When people talk about ways to improve their sex life, they usually focus on the usual suspects: stamina, communication, and even a playlist that doesn’t accidentally shuffle to a weird song mid-action. But the unsung hero of great sex? Our pelvic floor. Think of it as the backstage crew of an incredible performance—silent, powerful, ensuring everything goes smoothly.

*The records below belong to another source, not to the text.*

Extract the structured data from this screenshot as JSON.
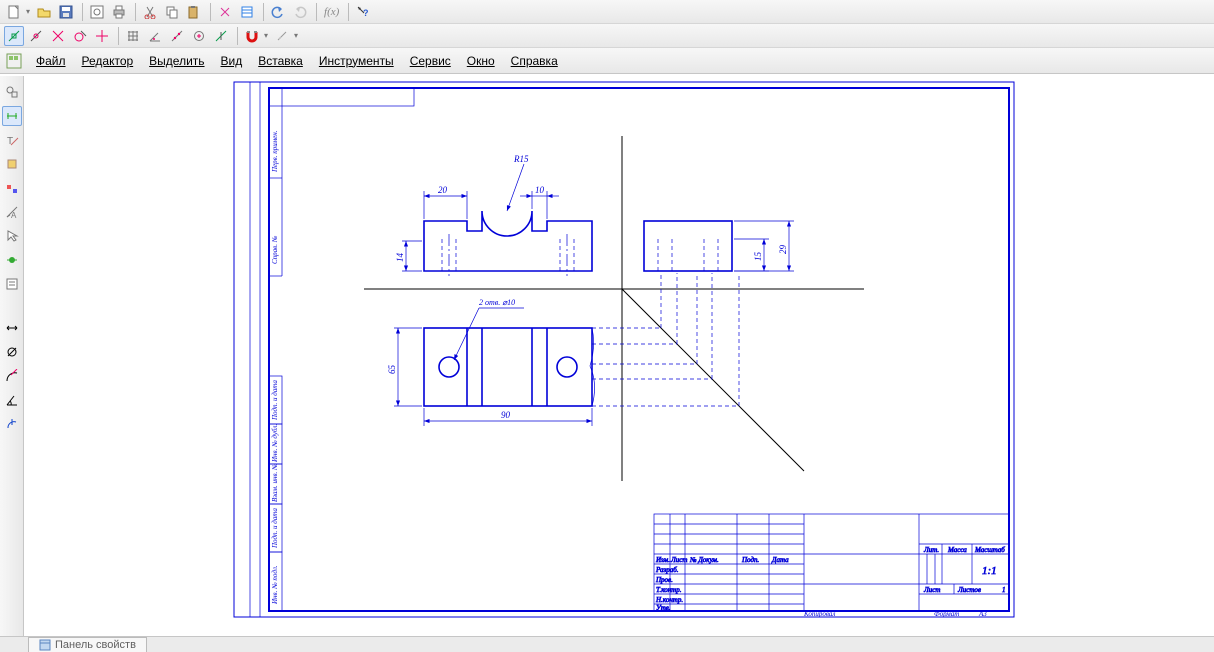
{
  "menu": {
    "file": "Файл",
    "editor": "Редактор",
    "select": "Выделить",
    "view": "Вид",
    "insert": "Вставка",
    "tools": "Инструменты",
    "service": "Сервис",
    "window": "Окно",
    "help": "Справка"
  },
  "panel_tab": "Панель свойств",
  "fx_label": "f(x)",
  "dims": {
    "r15": "R15",
    "d20": "20",
    "d10": "10",
    "d15": "15",
    "d29": "29",
    "d14": "14",
    "d65": "65",
    "d90": "90",
    "holes": "2 отв. ⌀10"
  },
  "titleblock": {
    "izm": "Изм.",
    "list": "Лист",
    "ndok": "№ Докум.",
    "podp": "Подп.",
    "data": "Дата",
    "razrab": "Разраб.",
    "prov": "Пров.",
    "tkontra": "Т.контр.",
    "nkontra": "Н.контр.",
    "utv": "Утв.",
    "lit": "Лит.",
    "massa": "Масса",
    "masshtab": "Масштаб",
    "scale": "1:1",
    "list1": "Лист",
    "listov": "Листов",
    "listov_n": "1",
    "kopiroval": "Копировал",
    "format": "Формат",
    "format_v": "A3"
  },
  "side_labels": {
    "a": "Перв. примен.",
    "b": "Справ. №",
    "c": "Подп. и дата",
    "d": "Инв. № дубл.",
    "e": "Взам. инв. №",
    "f": "Подп. и дата",
    "g": "Инв. № подл."
  }
}
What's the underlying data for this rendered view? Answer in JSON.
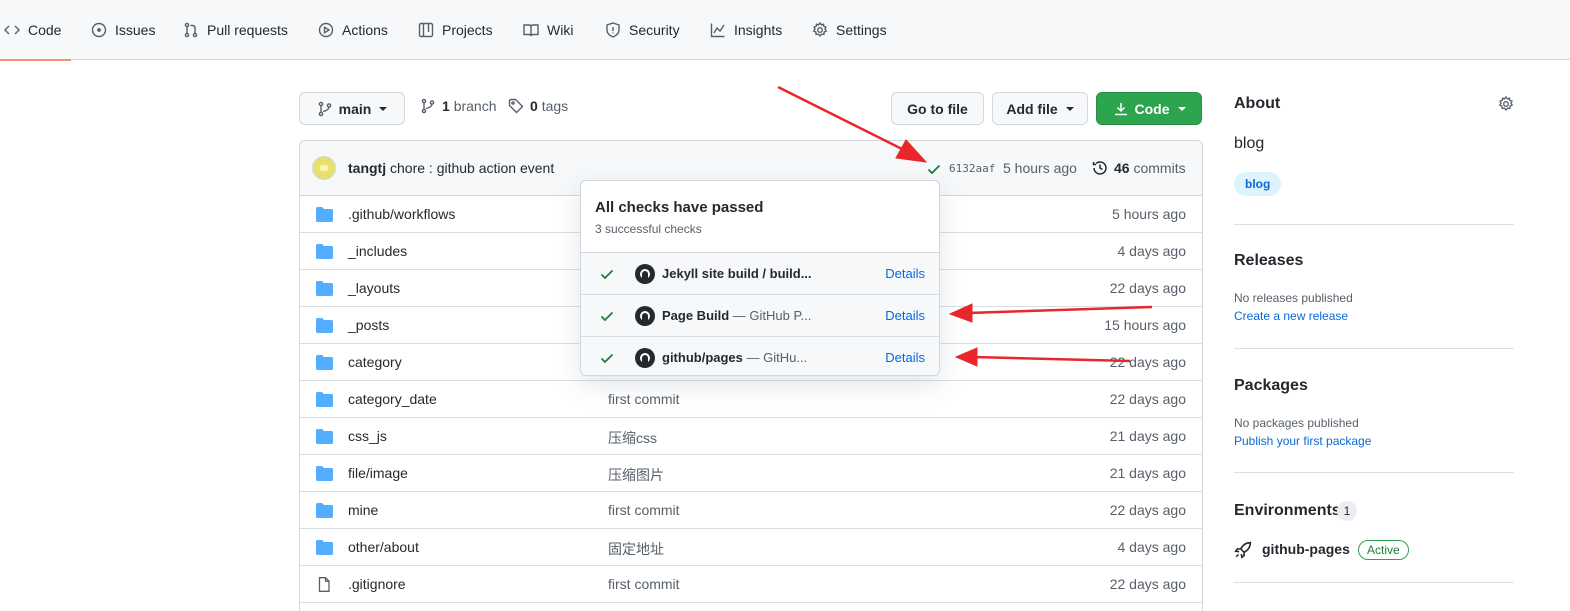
{
  "nav": {
    "tabs": [
      {
        "label": "Code",
        "icon": "code-icon",
        "active": true
      },
      {
        "label": "Issues",
        "icon": "issue-icon"
      },
      {
        "label": "Pull requests",
        "icon": "pull-request-icon"
      },
      {
        "label": "Actions",
        "icon": "play-icon"
      },
      {
        "label": "Projects",
        "icon": "table-icon"
      },
      {
        "label": "Wiki",
        "icon": "book-icon"
      },
      {
        "label": "Security",
        "icon": "shield-icon"
      },
      {
        "label": "Insights",
        "icon": "graph-icon"
      },
      {
        "label": "Settings",
        "icon": "gear-icon"
      }
    ]
  },
  "repo_bar": {
    "branch": "main",
    "branch_count": "1",
    "branch_label": "branch",
    "tag_count": "0",
    "tag_label": "tags",
    "go_to_file": "Go to file",
    "add_file": "Add file",
    "code_button": "Code"
  },
  "latest_commit": {
    "author": "tangtj",
    "message": "chore : github action event",
    "sha": "6132aaf",
    "time": "5 hours ago",
    "commit_count": "46",
    "commit_label": "commits"
  },
  "files": [
    {
      "name": ".github/workflows",
      "type": "dir",
      "message": "",
      "age": "5 hours ago"
    },
    {
      "name": "_includes",
      "type": "dir",
      "message": "",
      "age": "4 days ago"
    },
    {
      "name": "_layouts",
      "type": "dir",
      "message": "",
      "age": "22 days ago"
    },
    {
      "name": "_posts",
      "type": "dir",
      "message": "",
      "age": "15 hours ago"
    },
    {
      "name": "category",
      "type": "dir",
      "message": "",
      "age": "22 days ago"
    },
    {
      "name": "category_date",
      "type": "dir",
      "message": "first commit",
      "age": "22 days ago"
    },
    {
      "name": "css_js",
      "type": "dir",
      "message": "压缩css",
      "age": "21 days ago"
    },
    {
      "name": "file/image",
      "type": "dir",
      "message": "压缩图片",
      "age": "21 days ago"
    },
    {
      "name": "mine",
      "type": "dir",
      "message": "first commit",
      "age": "22 days ago"
    },
    {
      "name": "other/about",
      "type": "dir",
      "message": "固定地址",
      "age": "4 days ago"
    },
    {
      "name": ".gitignore",
      "type": "file",
      "message": "first commit",
      "age": "22 days ago"
    }
  ],
  "checks_popover": {
    "title": "All checks have passed",
    "subtitle": "3 successful checks",
    "checks": [
      {
        "name": "Jekyll site build / build...",
        "desc": "",
        "details": "Details"
      },
      {
        "name": "Page Build",
        "desc": " — GitHub P...",
        "details": "Details"
      },
      {
        "name": "github/pages",
        "desc": " — GitHu...",
        "details": "Details"
      }
    ]
  },
  "sidebar": {
    "about_title": "About",
    "description": "blog",
    "topic": "blog",
    "releases_title": "Releases",
    "releases_text": "No releases published",
    "releases_link": "Create a new release",
    "packages_title": "Packages",
    "packages_text": "No packages published",
    "packages_link": "Publish your first package",
    "environments_title": "Environments",
    "environments_count": "1",
    "environment_name": "github-pages",
    "environment_status": "Active"
  },
  "colors": {
    "accent_green": "#2da44e",
    "link_blue": "#0969da",
    "folder_blue": "#54aeff",
    "annotation_red": "#e8262b"
  }
}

A strong, healthy and well-conditioned pelvic floor increases blood flow, sensitivity, and muscle control, leading to deeper, more intense orgasms. Science backs this up. It also means better control over contractions, positioning, and movement during intimacy. Translation: You’re in the driver’s seat for maximizing pleasure.   A healthy pelvic floor supports blood circulation to the area, which can naturally enhance arousal and lubrication, making everything more comfortable and enjoyable. A weak pelvic floor can lead to fatigue like any other muscle group. Strengthening it can help you last longer and feel more energized. If your pelvic floor is too tight or weak, sex can feel uncomfortable instead of fantastic. Keeping it balanced and flexible means everything feels better, with less pain and more pleasure. 

Roll out the red carpet for your pelvic floor – it’s not just on the VIP list; it owns the VIP lounge, no cover, no lines, just all-access treatment all night long. Keep it strong, and let it be the life of the party.